Yes, but if developer gets bored - it doesn’t affect the network, it only slows down development. If admin gets bored - you have a handicapped network.

No, because:

One relay goes down? Another takes it’s place.

@jasonrobinson, thanks for your comments. This is a proposal to help in three specific circumstances:

  • to populate a stream on a new pod when it is first set up;
  • to retrieve posts made while a pod was down/offline, or in the case of a data loss;
  • an attempt to improve the federation of tags.

I didn’t envisage this method of bot accounts connecting pods being the norm for inter-pod communication in Diaspora during the normal course of events, but something which could kick in when the normal, push method of federation hasn’t worked in a particular circumstance.

So, while it is a case of ‘every pod knows every pod’, hopefully scalability issues wouldn’t be so much of a problem because it’s a method which would only kick in for a brief period of time in occasional circumstances, such as when a new pod is set up or when a pod which has been down comes back on-stream.

But it comes with the caveats that I don’t really understand the technical issues, so my hope is more that some elements of my proposal might spark some ideas of what might work in the minds of people who do understand the technicals, which seems to be happening.
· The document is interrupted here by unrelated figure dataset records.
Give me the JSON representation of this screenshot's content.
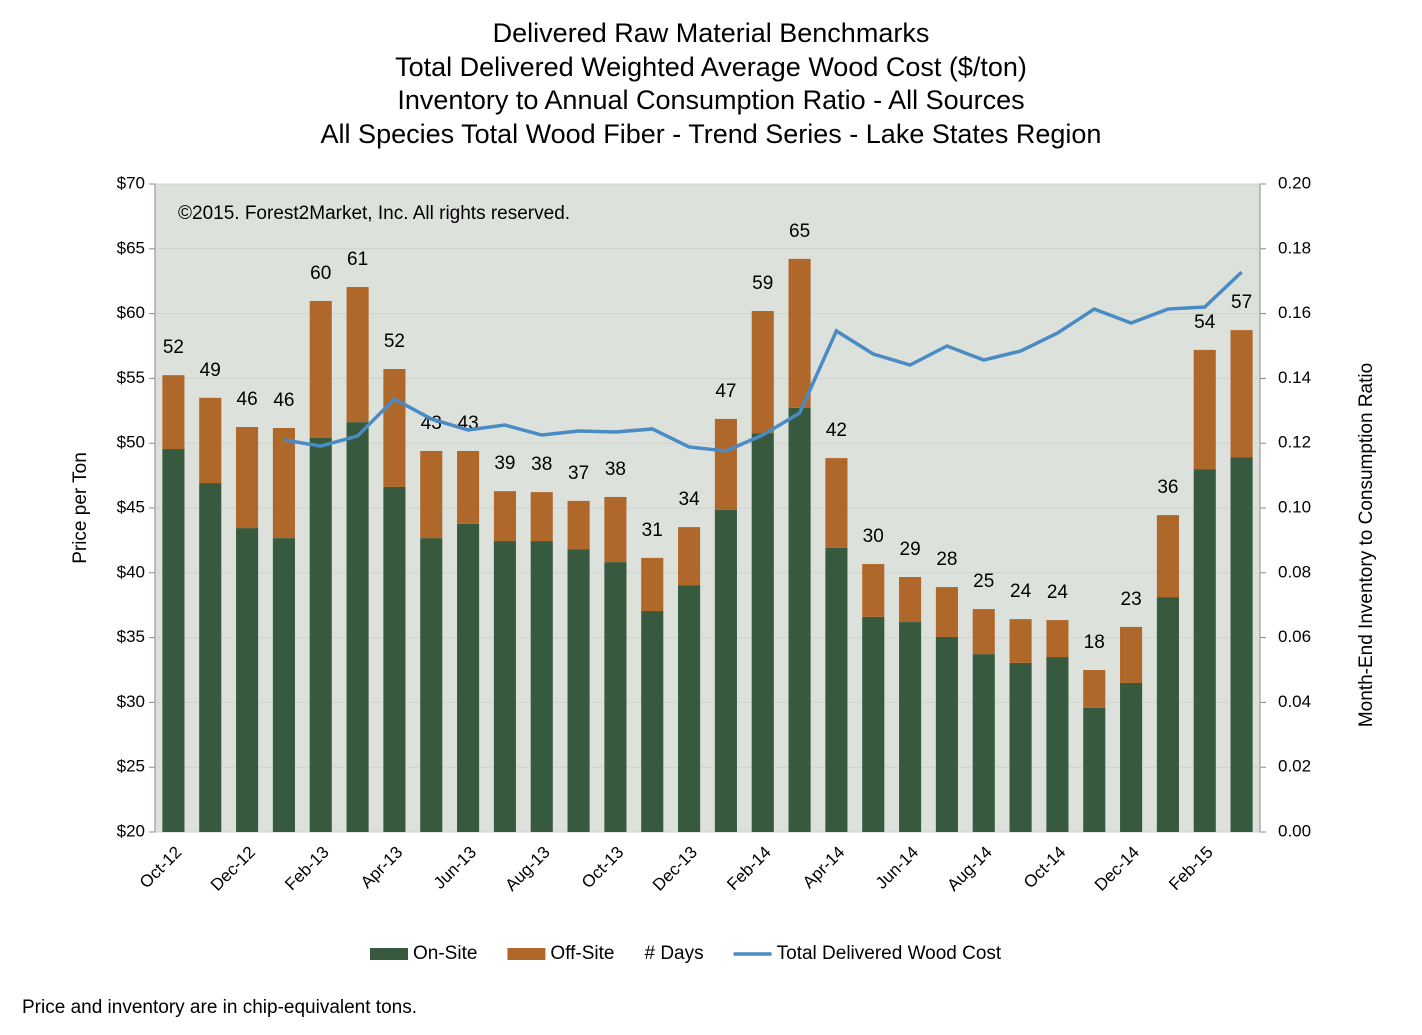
{
  "chart_data": {
    "type": "bar_line",
    "title": [
      "Delivered Raw Material Benchmarks",
      "Total Delivered Weighted Average Wood Cost ($/ton)",
      "Inventory to Annual Consumption Ratio - All Sources",
      "All Species Total Wood Fiber - Trend Series - Lake States Region"
    ],
    "annotation": "©2015. Forest2Market, Inc. All rights reserved.",
    "footnote": "Price and inventory are in chip-equivalent tons.",
    "ylabel": "Price per Ton",
    "y2label": "Month-End Inventory to Consumption Ratio",
    "categories": [
      "Oct-12",
      null,
      "Dec-12",
      null,
      "Feb-13",
      null,
      "Apr-13",
      null,
      "Jun-13",
      null,
      "Aug-13",
      null,
      "Oct-13",
      null,
      "Dec-13",
      null,
      "Feb-14",
      null,
      "Apr-14",
      null,
      "Jun-14",
      null,
      "Aug-14",
      null,
      "Oct-14",
      null,
      "Dec-14",
      null,
      "Feb-15",
      null
    ],
    "ylim": [
      20,
      70
    ],
    "yticks": [
      {
        "value": 20,
        "label": "$20"
      },
      {
        "value": 25,
        "label": "$25"
      },
      {
        "value": 30,
        "label": "$30"
      },
      {
        "value": 35,
        "label": "$35"
      },
      {
        "value": 40,
        "label": "$40"
      },
      {
        "value": 45,
        "label": "$45"
      },
      {
        "value": 50,
        "label": "$50"
      },
      {
        "value": 55,
        "label": "$55"
      },
      {
        "value": 60,
        "label": "$60"
      },
      {
        "value": 65,
        "label": "$65"
      },
      {
        "value": 70,
        "label": "$70"
      }
    ],
    "y2lim": [
      0,
      0.2
    ],
    "y2ticks": [
      {
        "value": 0,
        "label": "0.00"
      },
      {
        "value": 0.02,
        "label": "0.02"
      },
      {
        "value": 0.04,
        "label": "0.04"
      },
      {
        "value": 0.06,
        "label": "0.06"
      },
      {
        "value": 0.08,
        "label": "0.08"
      },
      {
        "value": 0.1,
        "label": "0.10"
      },
      {
        "value": 0.12,
        "label": "0.12"
      },
      {
        "value": 0.14,
        "label": "0.14"
      },
      {
        "value": 0.16,
        "label": "0.16"
      },
      {
        "value": 0.18,
        "label": "0.18"
      },
      {
        "value": 0.2,
        "label": "0.20"
      }
    ],
    "grid": true,
    "series": [
      {
        "name": "On-Site",
        "kind": "stacked-bar",
        "axis": "y2",
        "color": "#375a3e",
        "values": [
          0.1182,
          0.1077,
          0.0938,
          0.0907,
          0.1216,
          0.1265,
          0.1065,
          0.0907,
          0.0951,
          0.0898,
          0.0898,
          0.0873,
          0.0833,
          0.0682,
          0.0762,
          0.0994,
          0.1231,
          0.1309,
          0.0877,
          0.0664,
          0.0648,
          0.0602,
          0.0549,
          0.0522,
          0.054,
          0.0383,
          0.046,
          0.0725,
          0.112,
          0.1157
        ]
      },
      {
        "name": "Off-Site",
        "kind": "stacked-bar",
        "axis": "y2",
        "color": "#b0672a",
        "values": [
          0.0228,
          0.0263,
          0.0312,
          0.034,
          0.0423,
          0.0417,
          0.0364,
          0.0269,
          0.0225,
          0.0154,
          0.0151,
          0.0149,
          0.0201,
          0.0164,
          0.0179,
          0.0281,
          0.0377,
          0.046,
          0.0277,
          0.0163,
          0.0139,
          0.0154,
          0.0139,
          0.0135,
          0.0114,
          0.0117,
          0.0173,
          0.0253,
          0.0368,
          0.0392
        ]
      },
      {
        "name": "# Days",
        "kind": "label",
        "values": [
          52,
          49,
          46,
          46,
          60,
          61,
          52,
          43,
          43,
          39,
          38,
          37,
          38,
          31,
          34,
          47,
          59,
          65,
          42,
          30,
          29,
          28,
          25,
          24,
          24,
          18,
          23,
          36,
          54,
          57
        ]
      },
      {
        "name": "Total Delivered Wood Cost",
        "kind": "line",
        "axis": "y",
        "color": "#4a8bc4",
        "values": [
          null,
          null,
          null,
          50.25,
          49.78,
          50.56,
          53.41,
          51.87,
          51.02,
          51.4,
          50.63,
          50.94,
          50.86,
          51.1,
          49.71,
          49.4,
          50.63,
          52.33,
          58.66,
          56.88,
          56.03,
          57.5,
          56.42,
          57.11,
          58.5,
          60.35,
          59.27,
          60.35,
          60.51,
          63.2
        ]
      }
    ]
  }
}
If anything I’ve said leads eventually to some improvement in performance through the work of other people, I’ll be happy!
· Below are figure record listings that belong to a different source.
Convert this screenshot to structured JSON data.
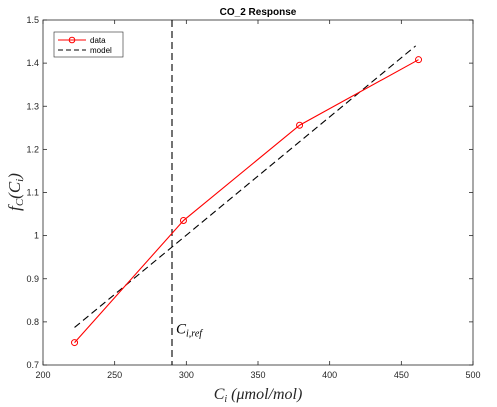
{
  "chart_data": {
    "type": "line",
    "title": "CO_2 Response",
    "xlabel": {
      "main": "C",
      "sub": "i",
      "rest": " (μmol/mol)"
    },
    "ylabel": {
      "main": "f",
      "sub": "C",
      "rest": "(C",
      "rest_sub": "i",
      "close": ")"
    },
    "xlim": [
      200,
      500
    ],
    "ylim": [
      0.7,
      1.5
    ],
    "xticks": [
      200,
      250,
      300,
      350,
      400,
      450,
      500
    ],
    "yticks": [
      0.7,
      0.8,
      0.9,
      1.0,
      1.1,
      1.2,
      1.3,
      1.4,
      1.5
    ],
    "ytick_labels": [
      "0.7",
      "0.8",
      "0.9",
      "1",
      "1.1",
      "1.2",
      "1.3",
      "1.4",
      "1.5"
    ],
    "grid": false,
    "legend_position": "top-left",
    "series": [
      {
        "name": "data",
        "style": "solid-with-circles",
        "color": "#ff0000",
        "x": [
          222,
          298,
          379,
          462
        ],
        "y": [
          0.752,
          1.035,
          1.256,
          1.408
        ]
      },
      {
        "name": "model",
        "style": "dashed",
        "color": "#000000",
        "x": [
          222,
          460
        ],
        "y": [
          0.787,
          1.44
        ]
      }
    ],
    "vertical_line": {
      "x": 290,
      "style": "dashed",
      "color": "#000000"
    },
    "annotation": {
      "main": "C",
      "sub": "i,ref",
      "x": 290,
      "y": 0.785
    }
  }
}
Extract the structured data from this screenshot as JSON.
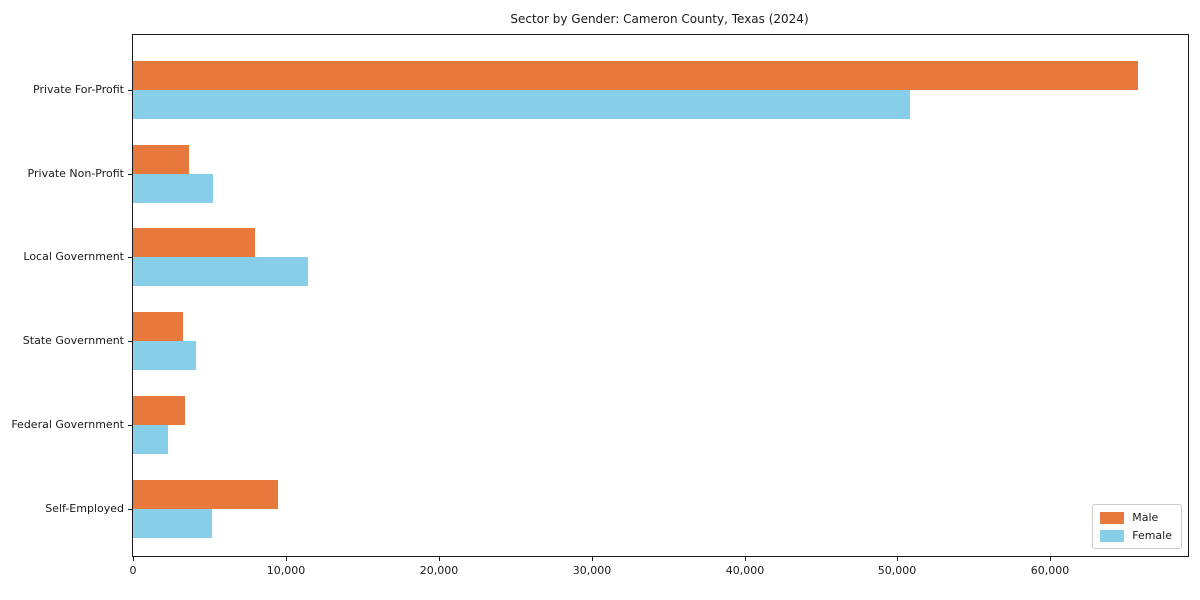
{
  "chart_data": {
    "type": "bar",
    "orientation": "horizontal",
    "title": "Sector by Gender: Cameron County, Texas (2024)",
    "categories": [
      "Private For-Profit",
      "Private Non-Profit",
      "Local Government",
      "State Government",
      "Federal Government",
      "Self-Employed"
    ],
    "series": [
      {
        "name": "Male",
        "color": "#E8793C",
        "values": [
          65700,
          3690,
          8010,
          3290,
          3400,
          9480
        ]
      },
      {
        "name": "Female",
        "color": "#87CEE9",
        "values": [
          50800,
          5260,
          11460,
          4110,
          2290,
          5170
        ]
      }
    ],
    "xlabel": "",
    "ylabel": "",
    "xlim": [
      0,
      69000
    ],
    "x_ticks": [
      0,
      10000,
      20000,
      30000,
      40000,
      50000,
      60000
    ],
    "x_tick_labels": [
      "0",
      "10,000",
      "20,000",
      "30,000",
      "40,000",
      "50,000",
      "60,000"
    ],
    "grid": false,
    "legend_position": "lower right",
    "background_color": "#ffffff",
    "spine_color": "#1a1a1a"
  }
}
@jasonrobinson Can you explain the issue with scalabilty further? What kind of obstacles do you expect?

@ryunoki I guess you are referring to this?

It’s not realistic to have public posts for example federated in this way, unless we allow diaspora* as a network to stay small. I don’t know about eDonkey and FreeNet but afaik P2P is not what “everybody can follow anyone” is about. Diaspora works very well if you know who to follow. But if you just want to follow posts tagged with something - it simply will not scale, the work required to pass those messages around needs to be outsourced from the diaspora server code.

The comment is not directly about Goob’s conversation started, but regarding the whole federating public posts around. I really think there are more clever ways of doing things than to make all the pods work equally and pass huge amount of messages around. In all networks and large software projects there are different components to handle things. We should have different nodes to handle different things - and no that doesn’t mean giving up decentralization as long as no node is hard coded and there can be several nodes for some purpose - like relaying public posts around.

So scaling in terms of “there would be too large data be passed around”?

Look, for a developer “scaling up” is a common term - but not for non-coders.

Or is it meant rather like this: https://www.loomio.org/d/9vpoe0UR/public-post-federation#comment-61592
(Okay, Landau notation isn’t that common either, but I can understand it as mathematician …)?